I can reproduce the warning. Will investigate more when I have a bit of time.

Thank you! :hugs:
Trainer would be very helpful for this part of my research pipeline, among other things because of the convenient hyperparameter search integration.

1 Like

So I changed the toy dataset (=train=eval dataset) to 16 examples and set the train and eval batch sizes to their default of 8.

Code

import torch
import torch.nn as nn
from torch.utils.data import Dataset
from transformers import TrainingArguments, Trainer
import numpy as np
from sklearn.metrics import accuracy_score, f1_score

class CustomDataset(Dataset):

def __init__(self):
    
    self.input = [[1.,0.,0.,0.],[0.,1.,0.,0.],[0.,0.,1.,0.],[0.,0.,0.,1.],
                  [1.,0.,0.,0.],[0.,1.,0.,0.],[0.,0.,1.,0.],[0.,0.,0.,1.],
                 [1.,0.,0.,0.],[0.,1.,0.,0.],[0.,0.,1.,0.],[0.,0.,0.,1.],
                 [1.,0.,0.,0.],[0.,1.,0.,0.],[0.,0.,1.,0.],[0.,0.,0.,1.]]
    self.labels = [1,0,1,0,1,0,1,0,1,0,1,0,1,0,1,0]
    self.n_tokens = 4
    self.n_labels = 2
    
def __len__(self):
    
    return(len(self.input))

def __getitem__(self, idx):
    
    input_dict = {"inputs": torch.tensor(self.input[idx]),
        "label_ids": torch.tensor(self.labels[idx])}
    return input_dict

class MyTrainer(Trainer):
def compute_loss(self, model, inputs, return_outputs = False):
labels = inputs[“labels”].long()
logits = model(inputs[“inputs”])
loss_function = nn.CrossEntropyLoss()
loss = loss_function(logits,labels)
return (loss, logits) if return_outputs else loss

def compute_metrics(eval_pred):
preds, labels = eval_pred
print(preds)
preds = np.argmax(preds, axis=1)

accuracy = accuracy_score(labels, preds)
micro_f1 = f1_score(labels, preds, average = "micro")
macro_f1 = f1_score(labels, preds, average = "macro")

return {"Accuracy": accuracy, "Micro F1": micro_f1, "Macro F1": macro_f1}

dataset = CustomDataset()

n_tokens = dataset.n_tokens
n_hidden = 2
n_labels = dataset.n_labels

model = nn.Sequential(
nn.Linear(n_tokens,n_hidden),
nn.ReLU(),
nn.BatchNorm1d(n_hidden),
nn.Linear(n_hidden,n_hidden),
nn.ReLU(),
nn.BatchNorm1d(n_hidden),
nn.Linear(n_hidden, n_labels))

train_dataset = eval_dataset = dataset

args = TrainingArguments(output_dir = “example”,
report_to=[],
num_train_epochs = 3,
per_device_train_batch_size =8,
per_device_eval_batch_size = 8,
evaluation_strategy = “steps”,
logging_steps =4)

trainer = MyTrainer(
model = model,
args=args,
train_dataset=train_dataset,
eval_dataset=eval_dataset,
compute_metrics=compute_metrics
)

trainer.train()

Here is what happens, when comparing the output of trainer.predict and trainer.model:

preds1 = trainer.model(dataset[0:16][“inputs”]).detach().numpy()
preds2 = trainer.predict(dataset)[0]

preds2 == np.concatenate((preds1[1:8], preds1[9:16], [[-100.,-100],[-100.,-100]]))
Output:
array([[ True, True],
[ True, True],
[ True, True],
[ True, True],
[ True, True],
[ True, True],
[ True, True],
[ True, True],
[ True, True],
[ True, True],
[ True, True],
[ True, True],
[ True, True],
[ True, True],
[ True, True],
[ True, True]])

So what got lost here is the first instance of both the two batches.

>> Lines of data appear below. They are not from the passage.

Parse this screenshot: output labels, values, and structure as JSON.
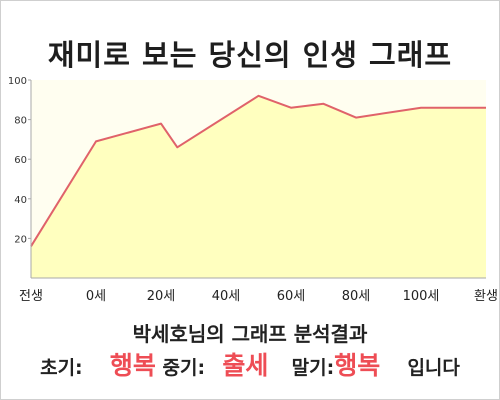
{
  "title": "재미로 보는 당신의 인생 그래프",
  "chart_data": {
    "type": "area",
    "title": "재미로 보는 당신의 인생 그래프",
    "xlabel": "",
    "ylabel": "",
    "x_tick_labels": [
      "전생",
      "0세",
      "20세",
      "40세",
      "60세",
      "80세",
      "100세",
      "환생"
    ],
    "y_ticks": [
      20,
      40,
      60,
      80,
      100
    ],
    "ylim": [
      0,
      100
    ],
    "grid": false,
    "colors": {
      "fill": "#ffffbf",
      "line": "#e0626a",
      "background": "#fffef0",
      "axis": "#aaaaaa"
    },
    "points": [
      {
        "x": "전생",
        "y": 16
      },
      {
        "x": "0세",
        "y": 69
      },
      {
        "x": "20세",
        "y": 78
      },
      {
        "x": "25세",
        "y": 66
      },
      {
        "x": "50세",
        "y": 92
      },
      {
        "x": "60세",
        "y": 86
      },
      {
        "x": "70세",
        "y": 88
      },
      {
        "x": "80세",
        "y": 81
      },
      {
        "x": "100세",
        "y": 86
      },
      {
        "x": "환생",
        "y": 86
      }
    ]
  },
  "summary": {
    "heading": "박세호님의 그래프 분석결과",
    "early_label": "초기:",
    "early_value": "행복",
    "middle_label": "중기:",
    "middle_value": "출세",
    "late_label": "말기:",
    "late_value": "행복",
    "ending": "입니다"
  }
}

I changed it to a 3-class data set and the same two rows were missing, so in this small example there is no indication of the relationship between number of missing values and number of classes here that I saw in the full setup.

Edit:
I had to run the line preds1 = trainer.model(dataset[0:16][“inputs”]).detach().numpy() twice to get these results. The first call of trainer.model gives different results than subsequent ones.

I figured out your problem: the Trainer is optimized for the Transformers models so it expects the model outputs to always be a tuple, with the loss first and logits second if labels are provided, or just the logits if no labels are provided.

Therefore, in you custom compute_loss of your subclass of Trainer, the last line should be:

    return (loss, (loss, logits)) if return_outputs else loss
2 Likes

Thanks so much!!!

May I suggest to add this information to the Trainer documentation, either at the subclassing Trainer example at the beginning or at the compute_loss part.

Sure! If you want to make a PR with this info that would be great! For now there is just a note in the Trainer docstring that is rather vague, so anything more useful is more than welcome.